Non che le riflessioni “meta” sul medium-cinema fossero mai mancate, in Dupieux (chi ne capisce direbbe: straniamento, sempre per tornare al panda nel carrello). La sfida a quello che “dovrebbe accadere” è sempre dietro l’angolo: date queste premesse… e invece, non succede mai. Specialmente, però, il secondo film presentato “a sorpresa” l’anno scorso sembra accordarsi con la riflessione da personaggi in cerca d’autore di A notre beau métier, come a scaldare i motori prima di un passo più lungo. Il titolo è Yannick – La rivincita dello spettatore, esce oggi nei cinema italiani, ed è stato premiato con l’Europa Cinemas Label Prize al miglior film europeo al 76esimo Festival di Locarno.
La trama: in un piccolo teatro di Parigi (lo ricordiamo, luogo natale di Dupieux) va in scena una commedia degli equivoci piuttosto mediocre. Uno spettatore armato, Yannick (Raphaël Quenard, collaboratore di lungo corso di Dupieux), si alza e interrompe lo spettacolo: sostiene di aver pagato per divertirsi, non per vedere quelle scemenze lì, e ora prenderà in mano la situazione. Ha con sé una pistola, e se è vera la massima di Čechov per cui un’arma vista in scena prima o poi sparerà… eccetera, eccetera.
La speculazione non è, naturalmente, lecita; le previsioni, nulle. Dupieux segna, nelle note di regia: «Il 99% dei film sono noiosi. Questo no». Potrebbe essere una certezza, piazzata strategicamente. O una deviazione elegante dalla riflessione dall’arte, sull’arte, intavolata in una perfetta unità di tempo e luogo aristotelica. Perché anche nella cornice più quadrata, in qualche modo, uno spiraglio per un panda si trova sempre. Anche tra le pareti da trattatello contenute dietro il busto simil-romano che campeggia sui titoli di testa, la diagonalità, l’obliquità dello sguardo può bucare.
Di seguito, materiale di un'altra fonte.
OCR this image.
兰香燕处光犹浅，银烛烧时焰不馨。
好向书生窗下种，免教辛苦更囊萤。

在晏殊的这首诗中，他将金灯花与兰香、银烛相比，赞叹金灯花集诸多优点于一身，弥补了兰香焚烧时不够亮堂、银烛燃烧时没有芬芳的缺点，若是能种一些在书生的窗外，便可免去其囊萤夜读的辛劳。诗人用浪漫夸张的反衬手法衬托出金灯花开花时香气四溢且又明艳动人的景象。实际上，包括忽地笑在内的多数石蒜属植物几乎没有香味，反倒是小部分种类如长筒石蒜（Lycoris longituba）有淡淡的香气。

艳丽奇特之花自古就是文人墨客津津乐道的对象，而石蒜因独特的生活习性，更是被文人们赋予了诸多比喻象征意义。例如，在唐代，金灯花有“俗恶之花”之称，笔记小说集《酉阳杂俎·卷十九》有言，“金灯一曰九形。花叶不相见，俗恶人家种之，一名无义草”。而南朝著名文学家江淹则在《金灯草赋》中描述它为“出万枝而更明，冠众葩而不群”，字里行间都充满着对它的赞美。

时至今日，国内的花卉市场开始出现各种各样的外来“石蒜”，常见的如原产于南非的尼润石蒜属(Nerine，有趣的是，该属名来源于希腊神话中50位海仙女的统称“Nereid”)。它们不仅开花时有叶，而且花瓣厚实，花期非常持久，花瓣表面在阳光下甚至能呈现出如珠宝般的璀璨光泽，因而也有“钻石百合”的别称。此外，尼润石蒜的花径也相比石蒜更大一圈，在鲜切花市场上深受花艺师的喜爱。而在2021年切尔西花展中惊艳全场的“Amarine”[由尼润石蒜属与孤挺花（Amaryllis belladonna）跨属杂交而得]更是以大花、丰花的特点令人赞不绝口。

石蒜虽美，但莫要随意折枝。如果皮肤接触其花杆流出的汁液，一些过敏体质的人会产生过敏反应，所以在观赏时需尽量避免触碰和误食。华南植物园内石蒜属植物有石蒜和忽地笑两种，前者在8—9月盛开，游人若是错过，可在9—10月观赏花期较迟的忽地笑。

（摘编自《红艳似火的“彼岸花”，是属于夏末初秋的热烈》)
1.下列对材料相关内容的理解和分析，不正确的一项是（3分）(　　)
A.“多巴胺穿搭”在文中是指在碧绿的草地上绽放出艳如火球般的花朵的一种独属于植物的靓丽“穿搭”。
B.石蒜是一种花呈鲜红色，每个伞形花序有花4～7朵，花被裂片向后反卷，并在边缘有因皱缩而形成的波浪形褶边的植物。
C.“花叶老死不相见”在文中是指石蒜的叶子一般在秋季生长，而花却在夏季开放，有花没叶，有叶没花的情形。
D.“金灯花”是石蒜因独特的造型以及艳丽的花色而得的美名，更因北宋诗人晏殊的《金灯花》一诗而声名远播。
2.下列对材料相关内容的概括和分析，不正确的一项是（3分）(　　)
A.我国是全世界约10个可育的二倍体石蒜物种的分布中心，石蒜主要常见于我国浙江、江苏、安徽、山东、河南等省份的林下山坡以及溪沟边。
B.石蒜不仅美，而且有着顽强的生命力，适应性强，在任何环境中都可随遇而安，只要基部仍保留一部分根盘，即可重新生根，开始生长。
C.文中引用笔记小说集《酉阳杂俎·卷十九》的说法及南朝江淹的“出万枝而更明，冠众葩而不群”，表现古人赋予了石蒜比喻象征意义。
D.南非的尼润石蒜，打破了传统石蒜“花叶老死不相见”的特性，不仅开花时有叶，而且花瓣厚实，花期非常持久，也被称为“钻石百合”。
Oppure sarà solo l’ennesimo tentativo di vincere la sfida intellettuale con un regista provocateur, il cui unico scopo, a conti fatti, è far avvenire l’opera. A voi il giudizio, tenendo sempre bene a mente: considerate il panda, ma non crucciatevi. Anche non capire, in fondo, è una forma di complicità narrativa (e Dupieux e i suoi personaggi ce lo posso insegnare senza mezzi termini).